Game style to match the personnel we have? (as ant keeps saying)
Another industry source said Essendon do not play a game style that maximised midfield talents such as Zach Merrett, Parish (who has been battling an ankle injury this week), Shiel, Jye Caldwell, Jake Stringer and Andy McGrath. In their view, the team’s inability to absorb pressure and attract opponents before releasing a teammate showed more contest work was needed at training.

Unlike the best midfielders, Essendon’s handball or kick sideways when they sense pressure, rather than wanting to go forward or work their way through congestion, is why their clearances don’t worry opposition defences.

Back to talking about Parish's defensive positioning (emblematic more than the only problem):
Parish only has to look at how Melbourne’s Oliver and the Brisbane Lions’ Neale have evolved to use the ball more evenly by foot and hand after starting their careers heavily reliant on handball. In Parish’s past three games he has had 34 kicks and 97 handballs, numbers similar to Oliver and Neale early in their careers.

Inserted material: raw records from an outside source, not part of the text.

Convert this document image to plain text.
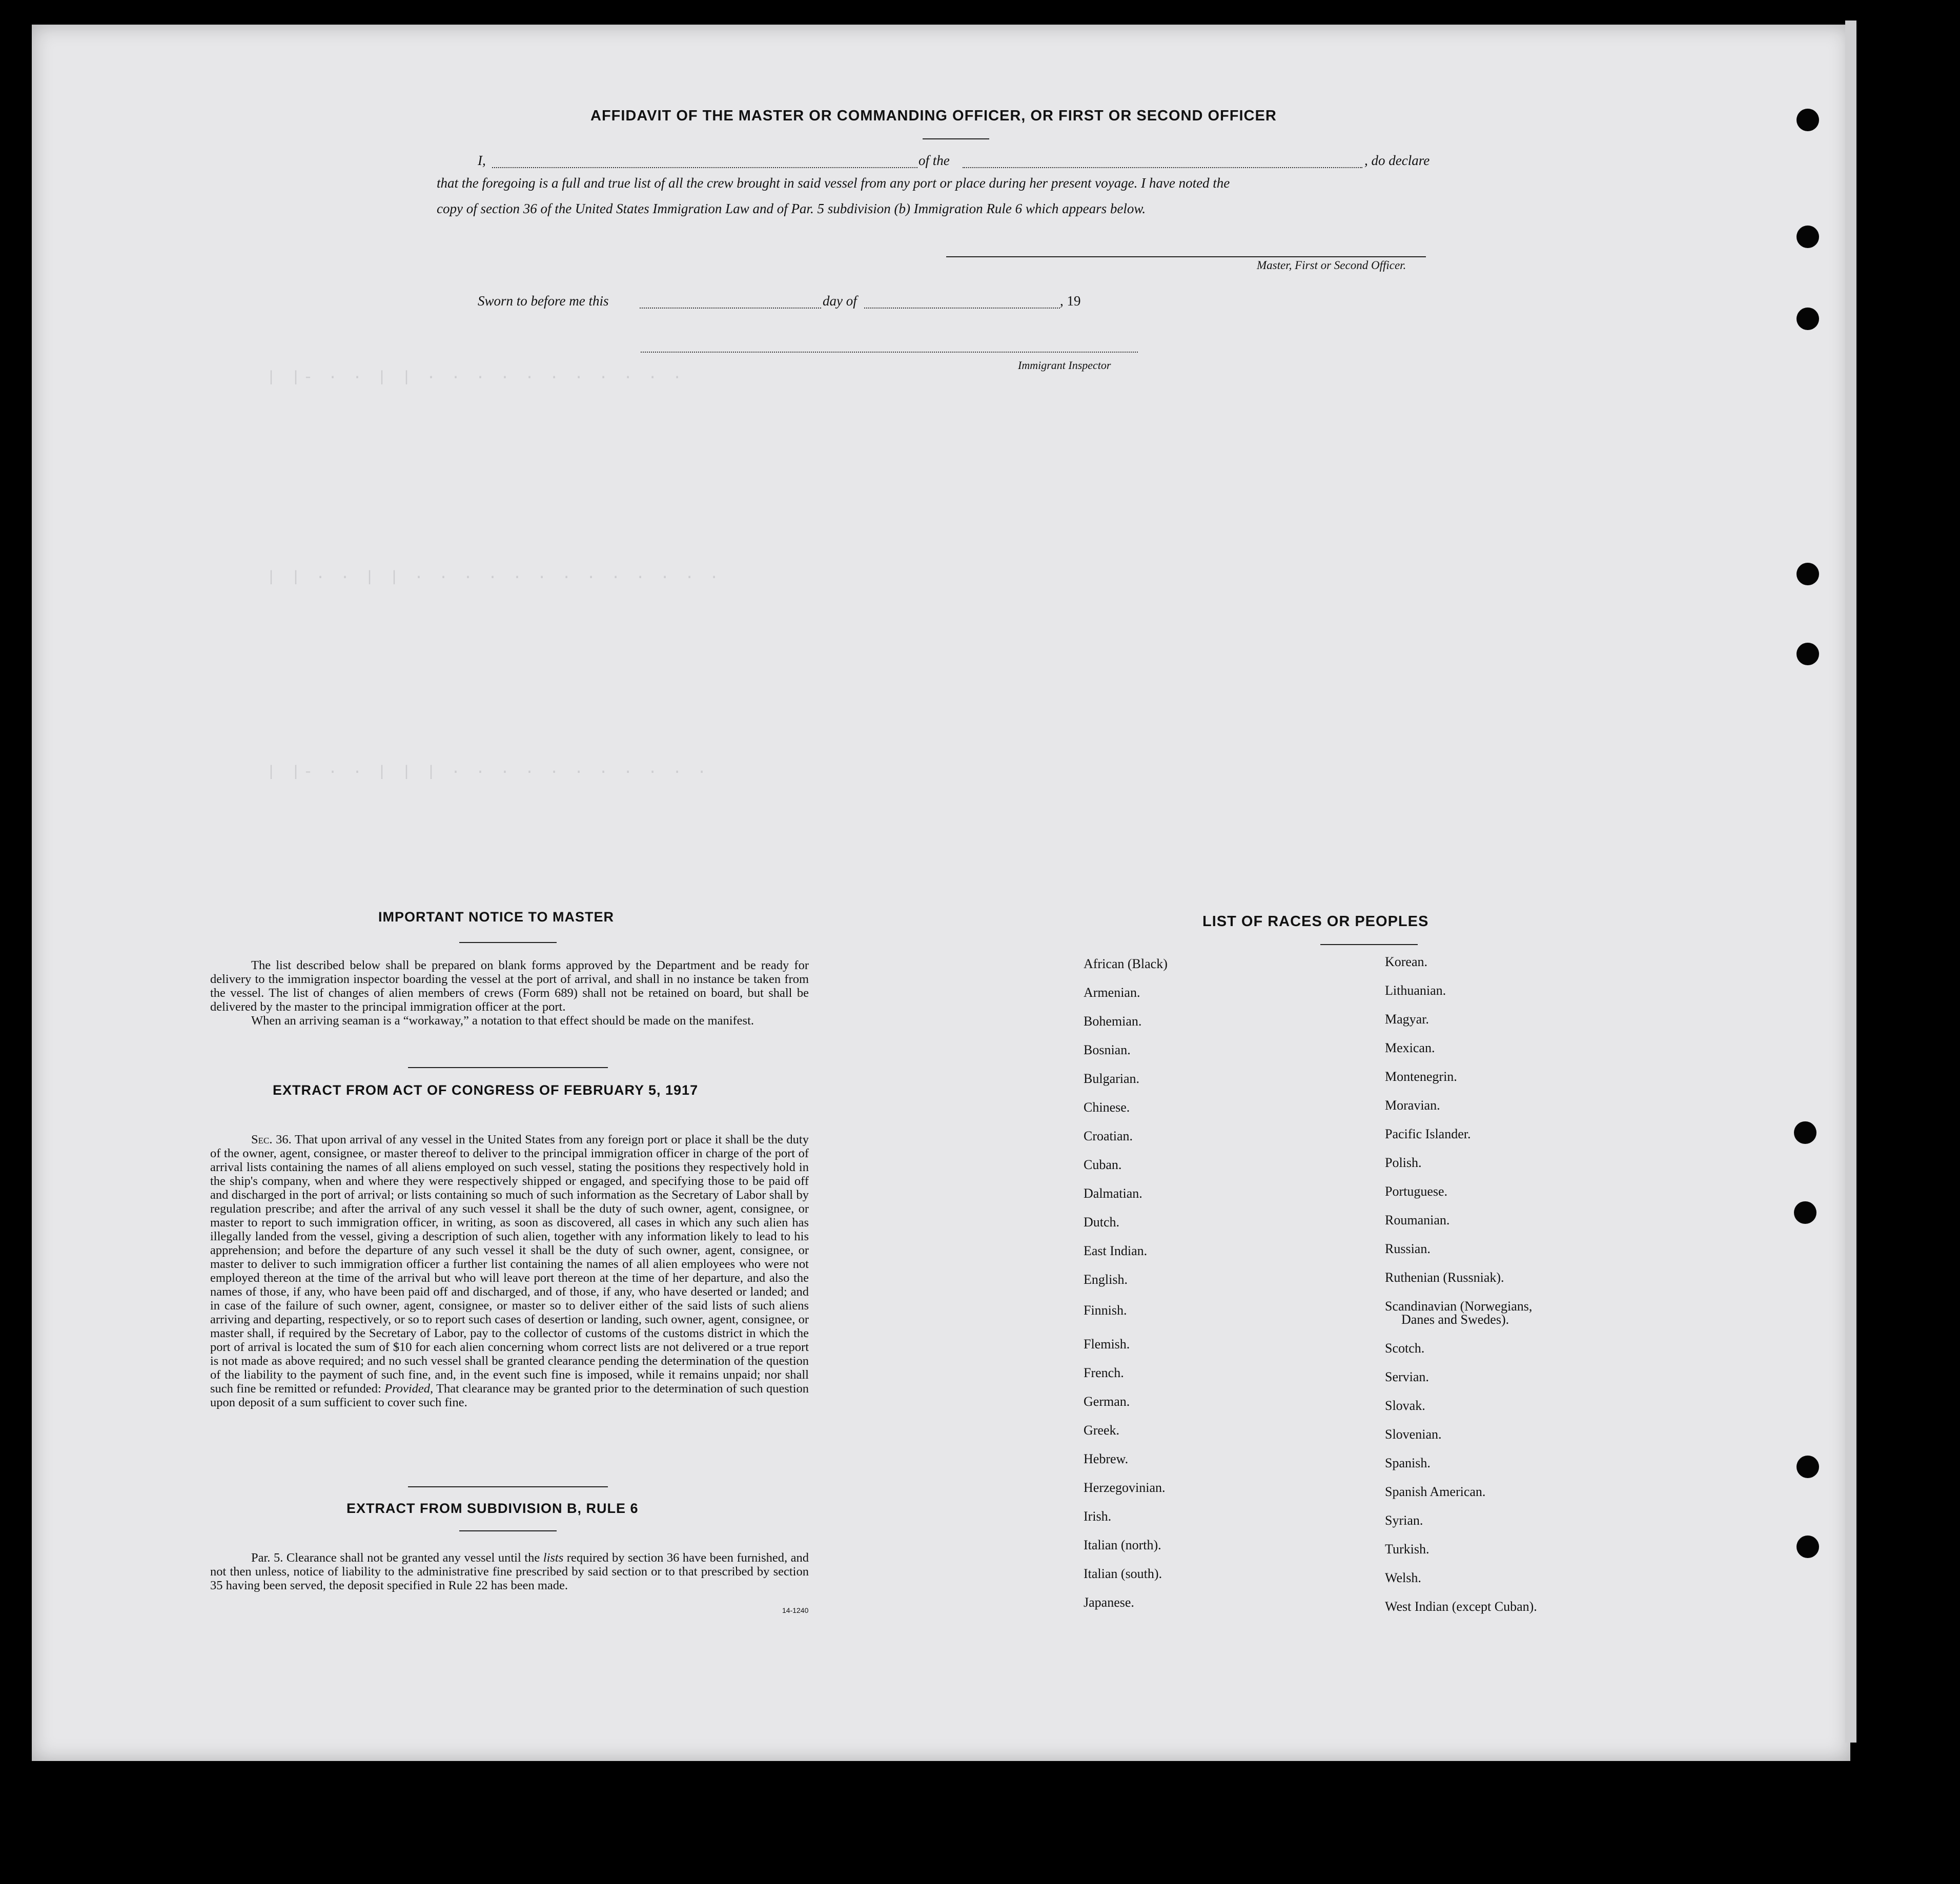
| |- · · | | · · · · · · · · · · ·
| | · · | | · · · · · · · · · · · · ·
| |- · · | | | · · · · · · · · · · ·
AFFIDAVIT OF THE MASTER OR COMMANDING OFFICER, OR FIRST OR SECOND OFFICER
I,	of the	, do declare
that the foregoing is a full and true list of all the crew brought in said vessel from any port or place during her present voyage. I have noted the
copy of section 36 of the United States Immigration Law and of Par. 5 subdivision (b) Immigration Rule 6 which appears below.
Master, First or Second Officer.
Sworn to before me this	day of	, 19
Immigrant Inspector
IMPORTANT NOTICE TO MASTER

The list described below shall be prepared on blank forms approved by the Department and be ready for delivery to the immigration inspector boarding the vessel at the port of arrival, and shall in no instance be taken from the vessel. The list of changes of alien members of crews (Form 689) shall not be retained on board, but shall be delivered by the master to the principal immigration officer at the port.

When an arriving seaman is a “workaway,” a notation to that effect should be made on the manifest.

EXTRACT FROM ACT OF CONGRESS OF FEBRUARY 5, 1917

Sec. 36. That upon arrival of any vessel in the United States from any foreign port or place it shall be the duty of the owner, agent, consignee, or master thereof to deliver to the principal immigration officer in charge of the port of arrival lists containing the names of all aliens employed on such vessel, stating the positions they respectively hold in the ship's company, when and where they were respectively shipped or engaged, and specifying those to be paid off and discharged in the port of arrival; or lists containing so much of such information as the Secretary of Labor shall by regulation prescribe; and after the arrival of any such vessel it shall be the duty of such owner, agent, consignee, or master to report to such immigration officer, in writing, as soon as discovered, all cases in which any such alien has illegally landed from the vessel, giving a description of such alien, together with any information likely to lead to his apprehension; and before the departure of any such vessel it shall be the duty of such owner, agent, consignee, or master to deliver to such immigration officer a further list containing the names of all alien employees who were not employed thereon at the time of the arrival but who will leave port thereon at the time of her departure, and also the names of those, if any, who have been paid off and discharged, and of those, if any, who have deserted or landed; and in case of the failure of such owner, agent, consignee, or master so to deliver either of the said lists of such aliens arriving and departing, respectively, or so to report such cases of desertion or landing, such owner, agent, consignee, or master shall, if required by the Secretary of Labor, pay to the collector of customs of the customs district in which the port of arrival is located the sum of $10 for each alien concerning whom correct lists are not delivered or a true report is not made as above required; and no such vessel shall be granted clearance pending the determination of the question of the liability to the payment of such fine, and, in the event such fine is imposed, while it remains unpaid; nor shall such fine be remitted or refunded: Provided, That clearance may be granted prior to the determination of such question upon deposit of a sum sufficient to cover such fine.

EXTRACT FROM SUBDIVISION B, RULE 6

Par. 5. Clearance shall not be granted any vessel until the lists required by section 36 have been furnished, and not then unless, notice of liability to the administrative fine prescribed by said section or to that prescribed by section 35 having been served, the deposit specified in Rule 22 has been made.

14-1240
LIST OF RACES OR PEOPLES
African (Black)
Armenian.
Bohemian.
Bosnian.
Bulgarian.
Chinese.
Croatian.
Cuban.
Dalmatian.
Dutch.
East Indian.
English.
Finnish.
Flemish.
French.
German.
Greek.
Hebrew.
Herzegovinian.
Irish.
Italian (north).
Italian (south).
Japanese.
Korean.
Lithuanian.
Magyar.
Mexican.
Montenegrin.
Moravian.
Pacific Islander.
Polish.
Portuguese.
Roumanian.
Russian.
Ruthenian (Russniak).
Scandinavian (Norwegians,
Danes and Swedes).
Scotch.
Servian.
Slovak.
Slovenian.
Spanish.
Spanish American.
Syrian.
Turkish.
Welsh.
West Indian (except Cuban).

Oliver and Neale also push back into defence, setting themselves up to attack as their positioning allows them to receive the ball in space when their team transitions from defence into attack. Essendon’s midfielders don’t work hard enough or for each other, the reason that former skipper Matthew Lloyd could say on radio after the loss to the Dockers that the team “lacked honesty”.

Midfield needs to play as a team:
Melbourne and the Lions’ approach through the midfield is helped by their confidence in their defensive set-up, which Essendon do not have as they can’t defend teams running the ball from end to end.

But the midfield’s first step, as a club assistant coach said, is to see themselves as a unit working together.
 
Couple of things ive been mulling over recent weeks

1) we can only play one of shiel or caldwell. Both are strong runners and good clearance engines. But also very much front running, not defensive and questionable with disposal..age says you back caldwell.

2) cant play mcgrath alongside parish and merrett. 3x sideway 1/2 handball first mids is not good. Mcgraths kicking is the worst of the 3.

And we're still getting no goals from the middle.